With the door closed, the only light came from the smoke hole in the ceiling. She watched the dust motes dance in bright shafts of sunlight as she took her position. Red Feather came over to the fire pit, singing in Navajo, and sprinkled corn pollen into the empty hole. The pollen sparkled as it traveled Father Sun’s rays. He sprinkled a bit upon the crown of her head.

When he finished his song, the Elder went to one of the storage chests and removed an armload of dried brush and branches of pine, juniper, and pinyon. “This may be uncomfortable,” he said as he returned and filled the fire pit. “But we must begin by speaking of witches and witchcraft.”

A shiver tingled her spine and, without thinking, she glanced around the empty hut suspiciously.
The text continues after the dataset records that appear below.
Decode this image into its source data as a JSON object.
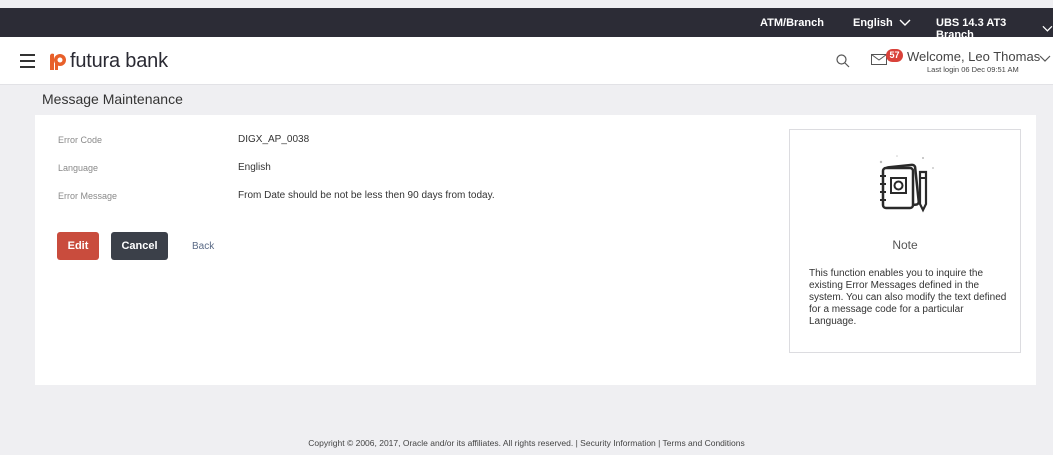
{
  "topbar": {
    "atm_branch": "ATM/Branch",
    "language": "English",
    "branch": "UBS 14.3 AT3 Branch"
  },
  "header": {
    "logo_text": "futura bank",
    "notification_count": "57",
    "welcome": "Welcome, Leo Thomas",
    "last_login": "Last login 06 Dec 09:51 AM"
  },
  "page": {
    "title": "Message Maintenance"
  },
  "details": [
    {
      "label": "Error Code",
      "value": "DIGX_AP_0038"
    },
    {
      "label": "Language",
      "value": "English"
    },
    {
      "label": "Error Message",
      "value": "From Date should be not be less then 90 days from today."
    }
  ],
  "actions": {
    "edit": "Edit",
    "cancel": "Cancel",
    "back": "Back"
  },
  "note": {
    "title": "Note",
    "text": "This function enables you to inquire the existing Error Messages defined in the system. You can also modify the text defined for a message code for a particular Language."
  },
  "footer": {
    "copyright": "Copyright © 2006, 2017, Oracle and/or its affiliates. All rights reserved. | Security Information | Terms and Conditions"
  },
  "colors": {
    "topbar": "#2c2c36",
    "primary_button": "#c94c3d",
    "secondary_button": "#3b4049",
    "badge": "#d9423a",
    "logo_accent": "#e8602a"
  }
}
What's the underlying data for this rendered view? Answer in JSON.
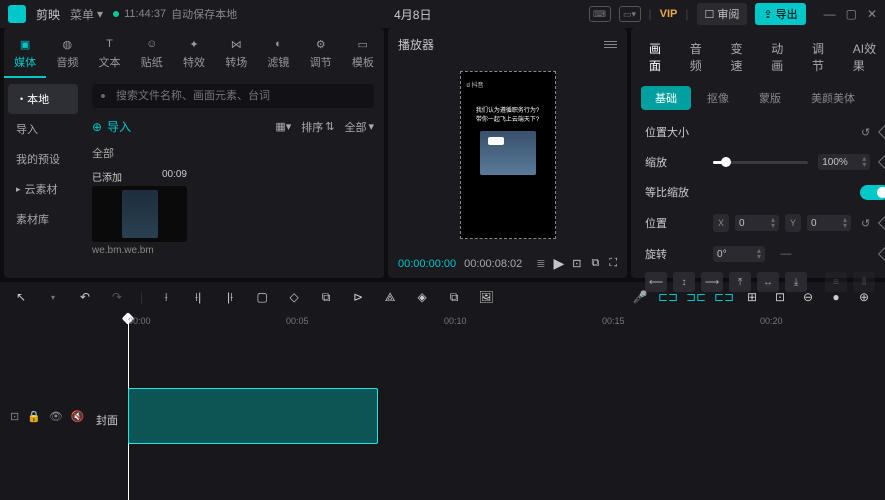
{
  "app": {
    "name": "剪映"
  },
  "titlebar": {
    "menu": "菜单",
    "autosave_time": "11:44:37",
    "autosave_text": "自动保存本地",
    "project_name": "4月8日",
    "vip": "VIP",
    "review": "审阅",
    "export": "导出"
  },
  "top_tabs": [
    {
      "label": "媒体",
      "icon": "media"
    },
    {
      "label": "音频",
      "icon": "audio"
    },
    {
      "label": "文本",
      "icon": "text"
    },
    {
      "label": "贴纸",
      "icon": "sticker"
    },
    {
      "label": "特效",
      "icon": "effect"
    },
    {
      "label": "转场",
      "icon": "transition"
    },
    {
      "label": "滤镜",
      "icon": "filter"
    },
    {
      "label": "调节",
      "icon": "adjust"
    },
    {
      "label": "模板",
      "icon": "template"
    }
  ],
  "sidebar": {
    "items": [
      "本地",
      "导入",
      "我的预设",
      "云素材",
      "素材库"
    ]
  },
  "media": {
    "search_placeholder": "搜索文件名称、画面元素、台词",
    "import": "导入",
    "sort": "排序",
    "all": "全部",
    "category": "全部",
    "clip": {
      "badge": "已添加",
      "duration": "00:09",
      "filename": "we.bm.we.bm"
    }
  },
  "player": {
    "title": "播放器",
    "current": "00:00:00:00",
    "total": "00:00:08:02",
    "caption_line1": "我们认为遵循职务行为?",
    "caption_line2": "带你一起飞上云端天下?"
  },
  "inspector": {
    "tabs": [
      "画面",
      "音频",
      "变速",
      "动画",
      "调节",
      "AI效果"
    ],
    "subtabs": [
      "基础",
      "抠像",
      "蒙版",
      "美颜美体"
    ],
    "section": "位置大小",
    "scale_label": "缩放",
    "scale_value": "100%",
    "ratio_label": "等比缩放",
    "position_label": "位置",
    "x_label": "X",
    "x_value": "0",
    "y_label": "Y",
    "y_value": "0",
    "rotate_label": "旋转",
    "rotate_value": "0°"
  },
  "timeline": {
    "ticks": [
      "00:00",
      "00:05",
      "00:10",
      "00:15",
      "00:20"
    ],
    "cover": "封面"
  }
}
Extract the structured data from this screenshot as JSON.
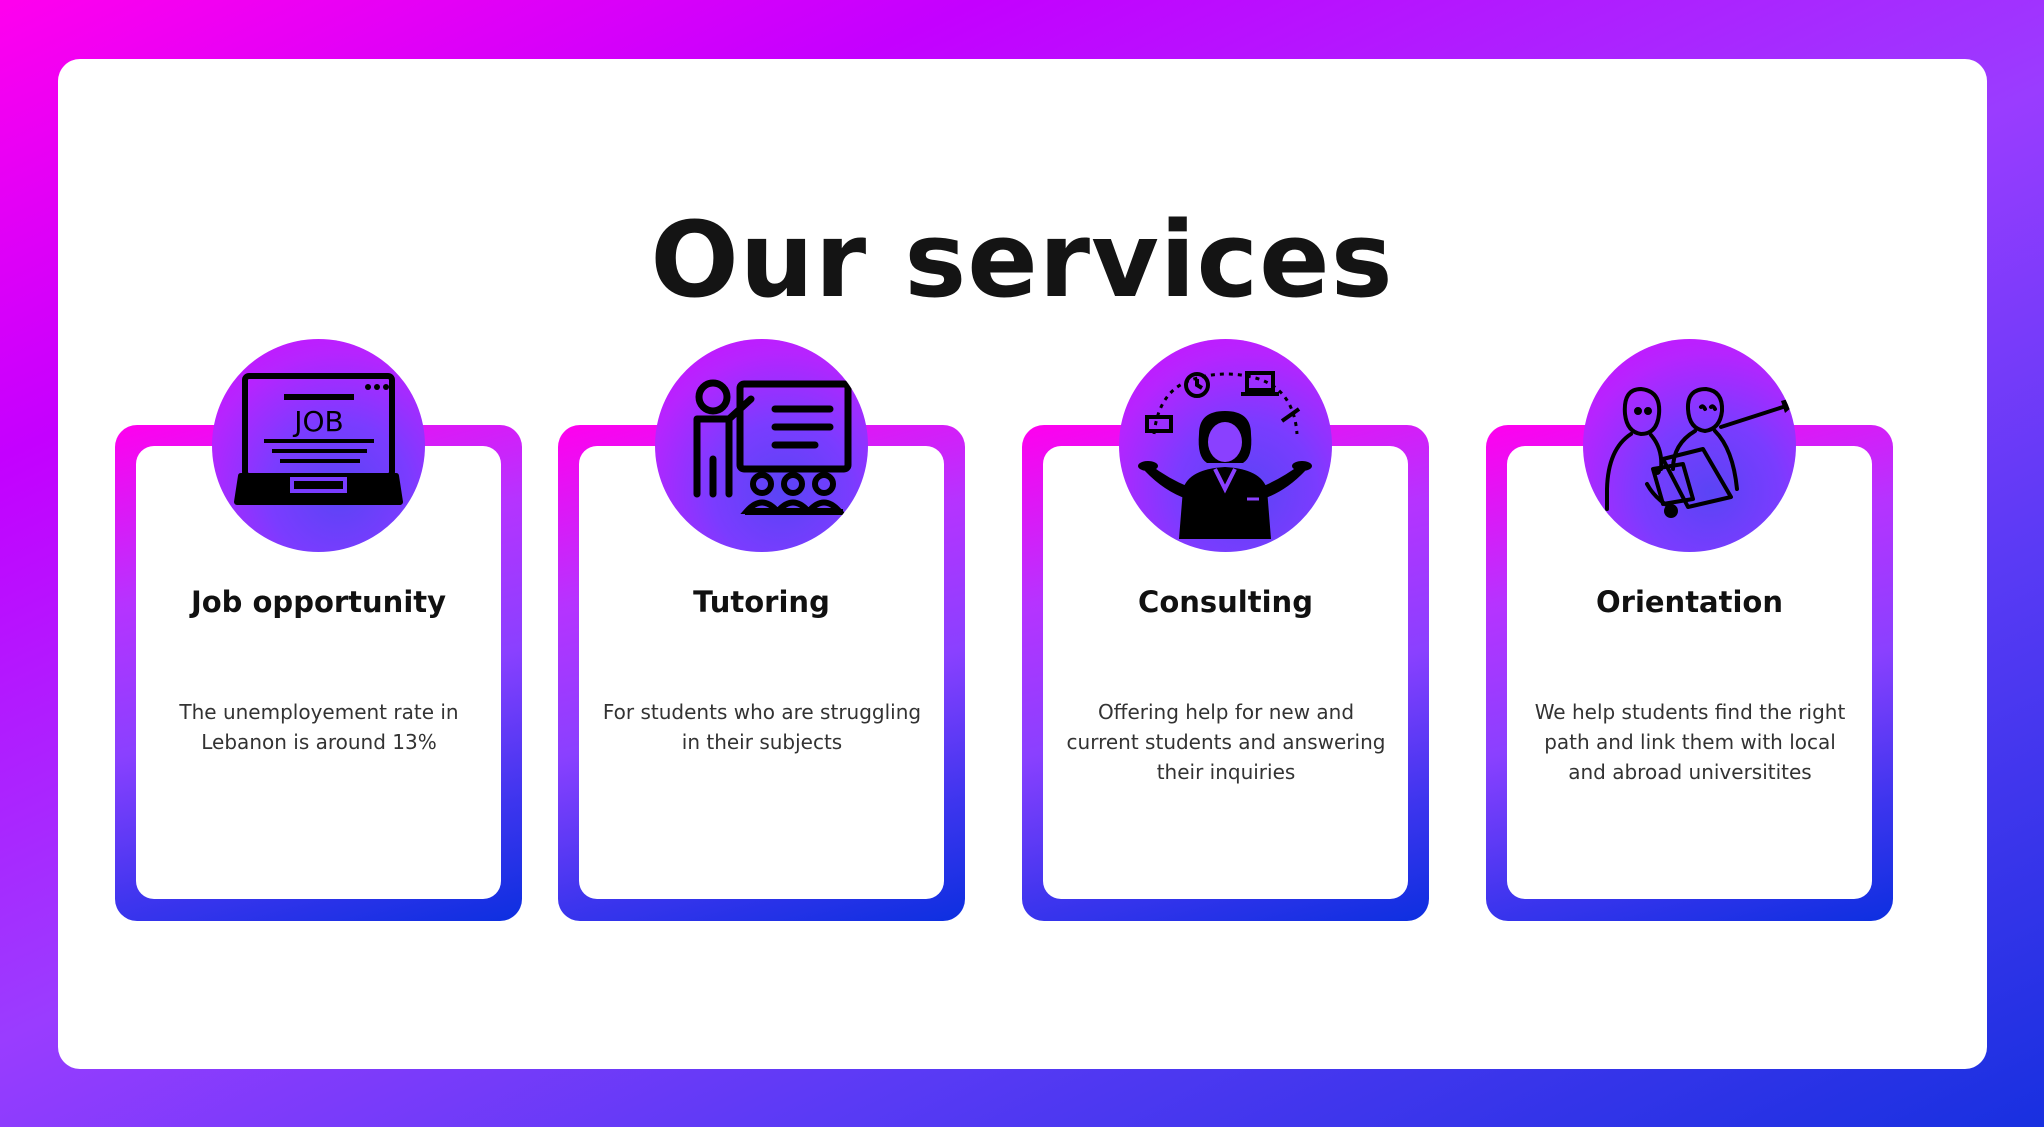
{
  "title": "Our services",
  "services": [
    {
      "title": "Job opportunity",
      "description": "The unemployement rate in Lebanon is around 13%",
      "icon": "laptop-job-icon",
      "icon_text": "JOB"
    },
    {
      "title": "Tutoring",
      "description": "For students who are struggling in their subjects",
      "icon": "teacher-presentation-icon"
    },
    {
      "title": "Consulting",
      "description": "Offering help for new and current students and answering their inquiries",
      "icon": "consultant-woman-icon"
    },
    {
      "title": "Orientation",
      "description": "We help students find the right path and link them with local and abroad universitites",
      "icon": "guidance-people-icon"
    }
  ],
  "colors": {
    "gradient_start": "#ff00ee",
    "gradient_mid": "#9a3cff",
    "gradient_end": "#1830e0",
    "panel": "#ffffff",
    "text": "#141414"
  }
}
Even among more progressive Hopi and Navajos, witchcraft was still not something discussed casually.

“I will not speak of it over-much, but I must give you warning that much of what will be shown to you may have the seeming of witchcraft. I promise you that it is not. Much of the history of our ancestors is unpleasant, much is full of wickedness, and much has passed into the stories of human tribes, often changed or confused in the telling.”

Having arranged the kindling to his satisfaction, Red Feather took a small plastic lighter from his pocket and lit the wood in a few places. Fragrant smoke wafted up through the passage to the sky. “Our ancestors, who I know by the name Chermasu, had great power. In the final days of their war against the yei’iitsolbahi’--the blood-drinkers--who control the biligana world, they often hid among the tribes and taught ordinary people how to perform some of their feats. When our ancestors were slaughtered, many of these people, now skinwalkers, were left behind to cause mischief and suffering and to bring still more into their evil societies.”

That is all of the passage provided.